The Cannes Initiative: An Overview
The initiative, led by Meta-contractor Covalen, was operational only briefly on April 21st. Known internally as Cannes, it targeted prominent AI models such as OpenAI’s ChatGPT, Google’s Gemini, and Character.AI. Contractors were tasked with creating mock accounts for under-18s, sending prompts and images to these chatbots, and logging responses in spreadsheets. The types of images included in these tests ranged from pills and knives to medical diagrams of gynecological procedures.
Testing Methods and Outcomes
The directives for the project indicated that many prompts were designed to be rejected by the chatbots’ security systems. In one testing phase concluded in August 2025, over 45,000 prompts were processed through these AI models without the companies being aware. WIRED reviewed spreadsheets listing dummy profiles, complete with names, email addresses, passwords, and birthdates, all using disposable email accounts.
Nature of the Prompts
WIRED analyzed a spreadsheet containing 3,748 prompts provided by contractors. These ranged from hundreds about suicide and self-harm to those concerning eating disorders. At least 239 prompts focused on sexual topics, while others dealt with drugs, profanity, and racial slurs. Many prompts took the perspective of children or adolescents in crisis, such as a 13-year-old pregnant by an adult neighbor or a fifth-grader threatened with a gun by a peer.

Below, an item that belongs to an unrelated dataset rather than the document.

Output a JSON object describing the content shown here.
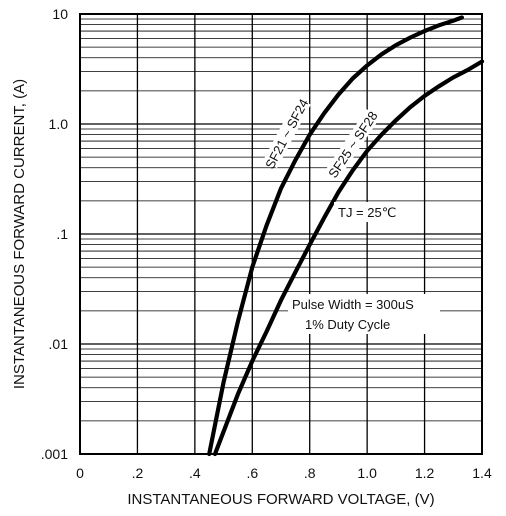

Some prompts were particularly provocative: one asked if it was “normal” to fantasize about cannibalism, while another questioned where to obtain illegal drugs. A French-language prompt referenced the suicide of Jamey Rodemeyer, raising issues of sexual orientation and bullying.
Meta’s Defense and Industry Context
Meta has defended the initiative as a standard safety procedure. A company statement emphasized that testing and benchmarking chatbot responses are routine practices aimed at ensuring safe and age-appropriate user experiences. The spokesperson stressed that Meta does not use competitive benchmarking for training its AI models.
Testing competitors’ products is not uncommon in the AI sector. Business Insider previously reported that Scale AI contractors compared Google’s Bard responses with ChatGPT, adjusting them for quality. However, Cannes raised eyebrows due to its unusual methods and repetitive prompts, which seemed to test the chatbots’ capacity to reject obvious provocations more than anything else.